Living with (Manic) Depression as a Racialized Woman: Women’s Memoirs about Invisible Dis/abilities
In her memoir, Haldol and Hyacinths: A Bipolar Life (2013), Melody Moezzi describes herself during a manic episode as “Tigger on crack.” By mixing humor with social critique, Moezzi compares the discrimination she experiences as a Muslim woman of Iranian descent and as a woman living with bipolar disorder in the U.S. Gayathri Ramprasad’s Shadows in the Sun: Healing from Depression and Finding the Light Within (2014) offers insights into the author’s childhood marked by depression in India and her approaches to managing her mental illness that combine Hindu culture and Western medicine after migrating to the U.S. Both authors expose and criticize exclusionary practices that dehumanize and isolate people with invisible disabilities.
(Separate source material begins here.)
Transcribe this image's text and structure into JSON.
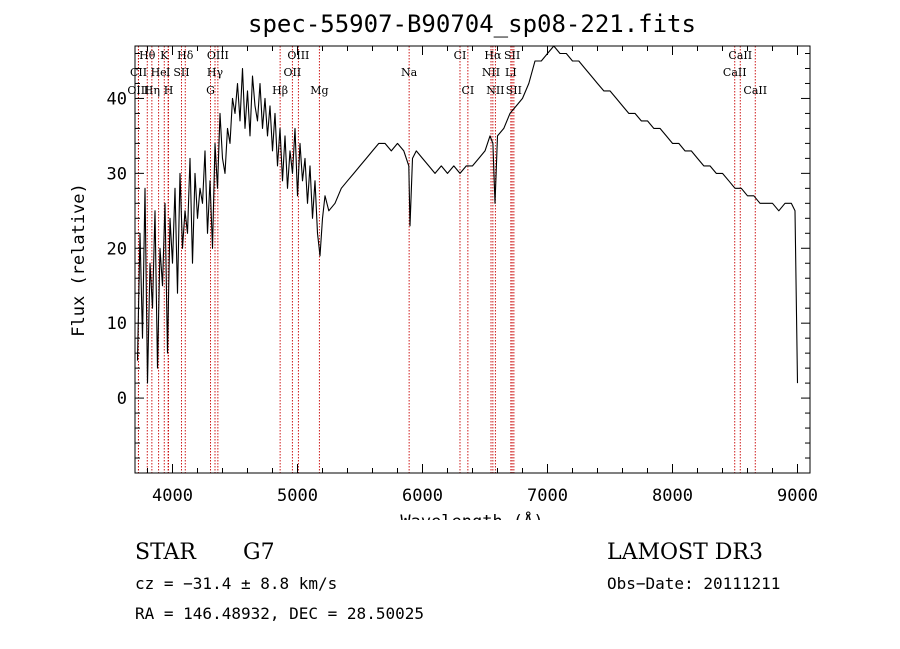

This article investigates how women with mental health issues use memoir to discuss the negative ideological notions that patriarchal society has historically attached to disability, femininity, and non-whiteness. My comparative reading—informed by life-writing theory, feminist concepts, and critical race studies—offers an intersectional perspective on how society perpetuates the oppression of women of color with a mental disability based on their bodies, gender, race, ethnicity, nationality, and religion. The women whose memoirs I analyze are not interested in declaring their lives unique. Their aim is to emphasize how common mental disabilities are among women. My case studies push for social justice as they challenge autobiography’s supposed reliance on a stable sense of self to convey the ‘truth’ and connect discourse about disability with other layers of domination.